Let $(f_n)$ be a sequence of continuous functions on $[a,b]$. Suppose that, for each $x\in[a,b]$, $(f_n(x))$ is a nonincreasing sequence of real numbers.
a) Prove that if $f_n\to 0$ pointwise on $[a,b]$, then $f_n\to 0$ uniformly on $[a,b]$.
b) Prove that if $f_n\to f$ pointwise on $[a,b]$, and if $f$ is continuous on $[a,b]$, then $f_n\to f$ uniformly on $[a,b]$.

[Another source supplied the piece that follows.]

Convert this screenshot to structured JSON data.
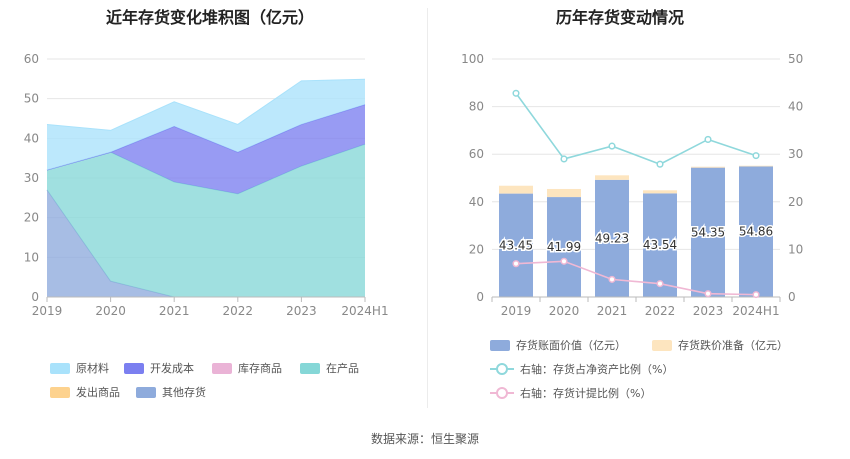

(a) Let $ \epsilon > 0 $. For each $ x \in [0,1] $, let $ n_{x} \in \mathbb{N} $ be the smallest positive integer $ n $ such that $ 0 \leq {f_{n}}(x) < \dfrac{\epsilon}{2} $; by the continuity of $ f_{n_{x}} $, there exists an open neighborhood $ U_{x} $ of $ x $ in $ [0,1] $ such that $ f_{n_{x}}[U_{x}] \subseteq [0,\epsilon) $. As $ [0,1] $ is compact and $ \{ U_{x} ~|~ x \in [0,1] \} $ is an open cover of $ [0,1] $, we can find $ x_{1},\ldots,x_{k} \in [0,1] $ such that $ \{ U_{x_{i}} \}_{i=1}^{k} $ is a finite subcover. Then as $ (f_{n})_{n \in \mathbb{N}} $ is a monotonically decreasing sequence of functions, it follows that for all integers $ n \geq N := \max(n_{x_{1}},\ldots,n_{x_{k}}) $, we have $ {f_{n}}(x) \in [0,\epsilon) $ for all $ x \in U_{x_{i}} $, for each $ i \in \{ 1,\ldots,k \} $. In other words, for all $ n \in \mathbb{N}_{\geq N} $, we have $ \| f_{n} \|_{\infty} < \epsilon $. Therefore, as $ \epsilon $ is arbitrary, we conclude that $ (f_{n})_{n \in \mathbb{N}} $ converges uniformly to the zero-function.
(b) For this part, simply define $ g_{n} := f_{n} - f $ for each $ n \in \mathbb{N} $ and apply Part (a) to the sequence $ (g_{n})_{n \in \mathbb{N}} $.